Se puede pensar que si los ejecutores de esos dos secuestros y asesinatos hubieran sido conscientes de los efectos en el mediano plazo, y si tuvieran alguna capacidad de entender las consecuencias del acto en los familiares más cercanos de los asesinados, quizá no habrían realizado esos operativos. Pero no se puede esperar mucho de una organización que ha privilegiado la delincuencia y los enfrentamientos militares en desmedro de una confrontación política civil y civilizada.

Los secuestros de esos dos señores han desatado una bárbara reacción de venganza de parte de sus familiares. Contribuyeron decididamente, sin ir más lejos, a estimular el paramilitarismo de los Castaño y las políticas de orden público de Uribe. Y eso ya es suficiente para cobrarles a las Farc. Uribe y los ‘paras’ entronizaron la venganza, el odio y el fanatismo como recursos políticos. No se puede afirmar que si no se hubieran producido esos secuestros la contienda militar sería menor, o al menos más civilizada, pero sí es válido considerar que hoy no estaríamos tan metidos en semejante embrollo.

Esos secuestros también han justificado el “todo vale” en la confrontación: probablemente nos habríamos ahorrado algunos de los miles de masacres, desplazamientos campesinos, persecuciones sindicales y robos de tierras. No seríamos testigos de las desapariciones forzadas ni de los falsos positivos. No habríamos deteriorado las relaciones con los vecinos y el resto de países de América Latina. No habríamos incrementado de manera tan brutal el gasto militar que reduce fondos designados a tareas más nobles, como proteger la salud y educar a la infancia. En fin, estaríamos un poco mejor.
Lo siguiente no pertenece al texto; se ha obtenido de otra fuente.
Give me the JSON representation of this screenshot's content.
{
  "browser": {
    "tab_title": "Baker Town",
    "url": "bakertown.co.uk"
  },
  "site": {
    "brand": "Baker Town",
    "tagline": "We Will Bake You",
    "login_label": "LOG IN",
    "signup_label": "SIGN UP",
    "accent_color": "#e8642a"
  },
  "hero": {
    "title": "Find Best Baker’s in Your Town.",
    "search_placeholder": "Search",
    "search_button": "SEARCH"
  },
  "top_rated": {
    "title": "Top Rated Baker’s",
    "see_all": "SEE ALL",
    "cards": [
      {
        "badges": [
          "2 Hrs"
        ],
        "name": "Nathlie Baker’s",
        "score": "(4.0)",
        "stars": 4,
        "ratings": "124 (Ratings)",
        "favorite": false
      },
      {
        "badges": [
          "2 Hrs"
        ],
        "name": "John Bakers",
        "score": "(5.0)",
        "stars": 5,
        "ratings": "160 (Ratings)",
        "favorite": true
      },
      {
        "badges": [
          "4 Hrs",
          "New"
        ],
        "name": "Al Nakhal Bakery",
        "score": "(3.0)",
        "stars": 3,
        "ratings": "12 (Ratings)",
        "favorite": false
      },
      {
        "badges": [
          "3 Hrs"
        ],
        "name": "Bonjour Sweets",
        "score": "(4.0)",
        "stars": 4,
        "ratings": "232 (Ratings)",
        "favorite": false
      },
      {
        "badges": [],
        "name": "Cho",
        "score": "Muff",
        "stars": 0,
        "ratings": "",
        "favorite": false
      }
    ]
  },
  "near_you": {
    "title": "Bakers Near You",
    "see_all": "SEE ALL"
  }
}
Pero no, la venganza y el odio se convirtieron en la razón de ser de las víctimas, con lo que lograron que se redujera la natural solidaridad que una opinión pública debe tener con quienes han sufrido esa desgracia de tener un padre asesinado por dinero. Si la política de orden público de Uribe se hubiera basado en consideraciones diferentes, con algún sentido democrático y civilista, si no hubiera dado ocasión para que se sospechara de que compartía ese odio visceral y esa sed de venganza con los paramilitares, y esa actitud de responderles a las Farc con la misma moneda que ellos utilizan para avanzar en su causa, otro sería el cantar. Una eventual victoria no sería la destrucción del enemigo y con él de miles de ciudadanos inocentes, sino un triunfo de la razón civilizada.